Besides that, though, the ambitious vision for mobile it outlined in 2022 appears to have been effectively scrapped. There’s no mention of mobile at all in the 41 page strategy document Sony released last week, and in the slide about expansion and ‘evolving the PlayStation experience’, the firm only mentions PC, cloud, AI and its handheld Portal device.
Three years ago, PlayStation laid out its “aggressive growth plans” for mobile which included releasing 20% of its first party games on mobile by this financial year. To deliver that, it said it would be partnering with “respected, established and successful mobile developers” and continuing to build a “network of internal studios and projects” working in mobile.

Today, none of that has happened. PlayStation had hired a flurry of experienced mobile game execs throughout 2022, as well as acquiring mobile specialist Savage Game Studios for an undisclosed fee that summer.
It also signed a strategic partnership with NCsoft in November 2023 to work on new opportunities together, and specifically called out mobile in the announcement.
But there’s been very little else since. Also in November 2023, Savage Game Studios’ leadership departed, and it was renamed Neon Koi. Then, in October 2024, the studio was closed before it had chance to ship the “AAA mobile live service action game” it was working on.
“We need to be strategic in bringing our games to new platforms and recognize when our games fall short of meeting player expectations,” said PlayStation Studios boss Herman Hulst at the time. “While mobile remains a priority growth area for the Studio Business, we are in the very early stage of our mobile efforts.”

Hulst continued: “To achieve success in this area we need to concentrate on titles that are in-line with PlayStation Studios’ pedigree and have the potential to reach more players globally.”
Besides the as-yet unannounced MLB The Show Mobile referenced in the job ad above, there are no confirmed upcoming PlayStation mobile titles on its roadmap. The long-rumoured mobile edition of Destiny, subtitled Rising, has been positioned as a NetEase game, rather than a PlayStation one.
There have been leadership changes, too.

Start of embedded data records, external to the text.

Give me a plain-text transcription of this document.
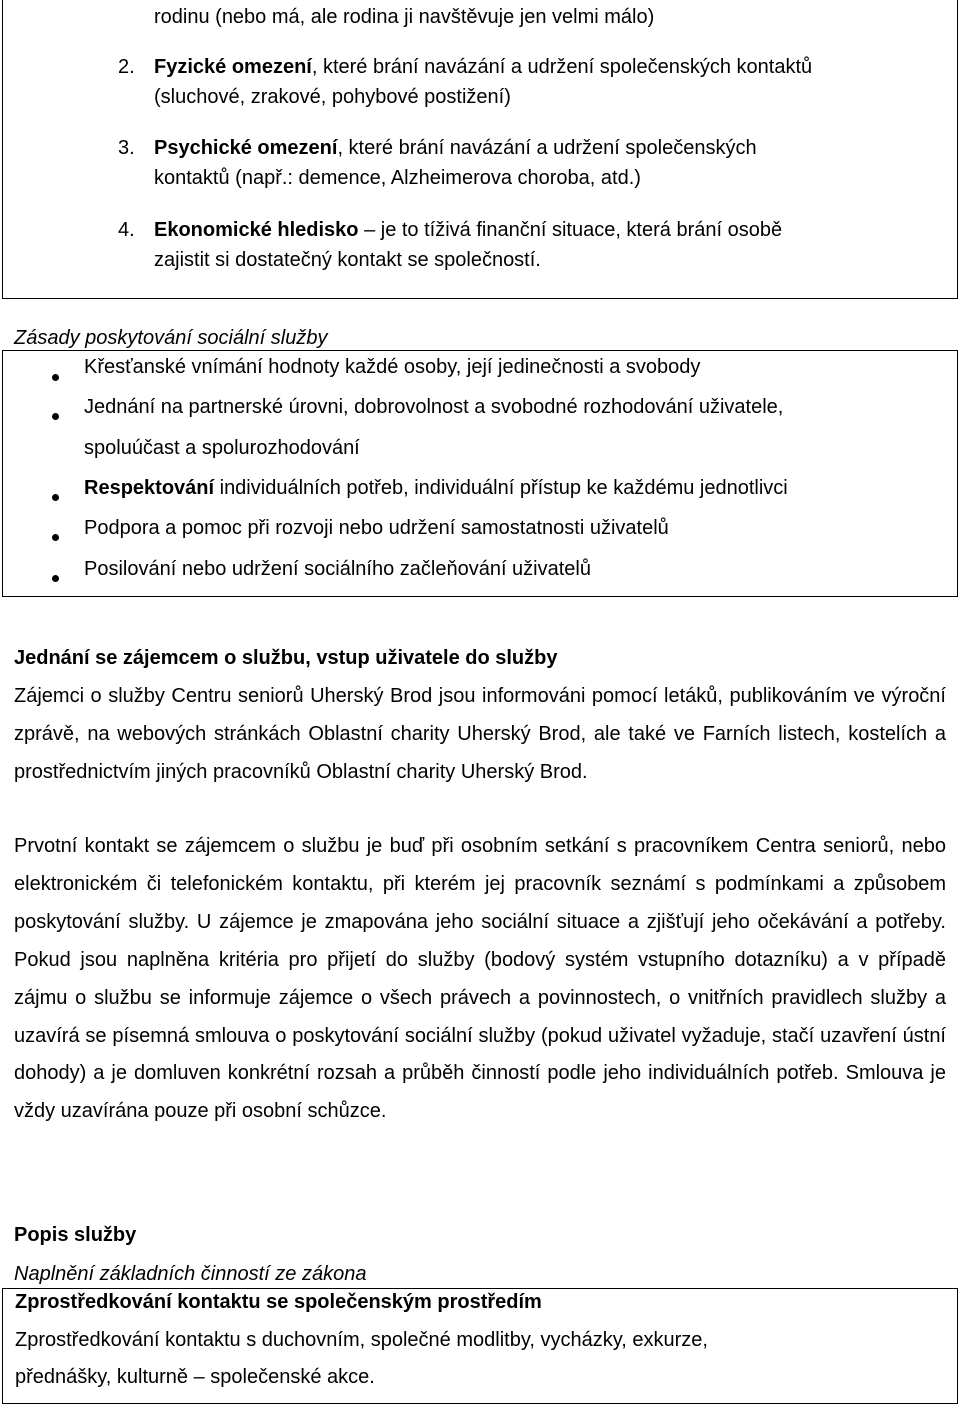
rodinu (nebo má, ale rodina ji navštěvuje jen velmi málo)
2. Fyzické omezení, které brání navázání a udržení společenských kontaktů
(sluchové, zrakové, pohybové postižení)
3. Psychické omezení, které brání navázání a udržení společenských
kontaktů (např.: demence, Alzheimerova choroba, atd.)
4. Ekonomické hledisko – je to tíživá finanční situace, která brání osobě
zajistit si dostatečný kontakt se společností.
Zásady poskytování sociální služby
Křesťanské vnímání hodnoty každé osoby, její jedinečnosti a svobody
Jednání na partnerské úrovni, dobrovolnost a svobodné rozhodování uživatele,
spoluúčast a spolurozhodování
Respektování individuálních potřeb, individuální přístup ke každému jednotlivci
Podpora a pomoc při rozvoji nebo udržení samostatnosti uživatelů
Posilování nebo udržení sociálního začleňování uživatelů
Jednání se zájemcem o službu, vstup uživatele do služby
Zájemci o služby Centru seniorů Uherský Brod jsou informováni pomocí letáků, publikováním ve výroční zprávě, na webových stránkách Oblastní charity Uherský Brod, ale také ve Farních listech, kostelích a prostřednictvím jiných pracovníků Oblastní charity Uherský Brod.
Prvotní kontakt se zájemcem o službu je buď při osobním setkání s pracovníkem Centra seniorů, nebo elektronickém či telefonickém kontaktu, při kterém jej pracovník seznámí s podmínkami a způsobem poskytování služby. U zájemce je zmapována jeho sociální situace a zjišťují jeho očekávání a potřeby. Pokud jsou naplněna kritéria pro přijetí do služby (bodový systém vstupního dotazníku) a v případě zájmu o službu se informuje zájemce o všech právech a povinnostech, o vnitřních pravidlech služby a uzavírá se písemná smlouva o poskytování sociální služby (pokud uživatel vyžaduje, stačí uzavření ústní dohody) a je domluven konkrétní rozsah a průběh činností podle jeho individuálních potřeb. Smlouva je vždy uzavírána pouze při osobní schůzce.
Popis služby
Naplnění základních činností ze zákona
Zprostředkování kontaktu se společenským prostředím
Zprostředkování kontaktu s duchovním, společné modlitby, vycházky, exkurze,
přednášky, kulturně – společenské akce.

Former Meta and Zynga exec Olivier Courtemanche was appointed PlayStation’s new head of mobile in November 2024, after sharing leadership duties with former Kabam exec Kris Davies, who has since moved on.

At the same time, PlayStation Studios promoted former Samsung, NCsoft, Scopely, Disney and EA exec Justin Kubiak to head of mobile business development and partnerships.
Davies and Courtemanche had taken over from former director of mobile Nicola Sebastiani, who left in June 2023 after two years at PlayStation.
A quick look at LinkedIn suggests fellow mobile leaders Aaron Yang (mobile business development and partnerships), Uyen Uyen Ton Nu (senior director and head of mobile marketing) and Amy Oka-Shek (strategic business planning) are also still in place at the platform holder.
Under new leadership since May 2024, PlayStation appears to have shifted to become rather more conservative. Its mobile ambitions, like its splashy plan to dominate live service games, seem to have departed with former boss Jim Ryan, who set out the plans in 2022 but announced his retirement in September 2023 before leaving in March 2024 after a handover period.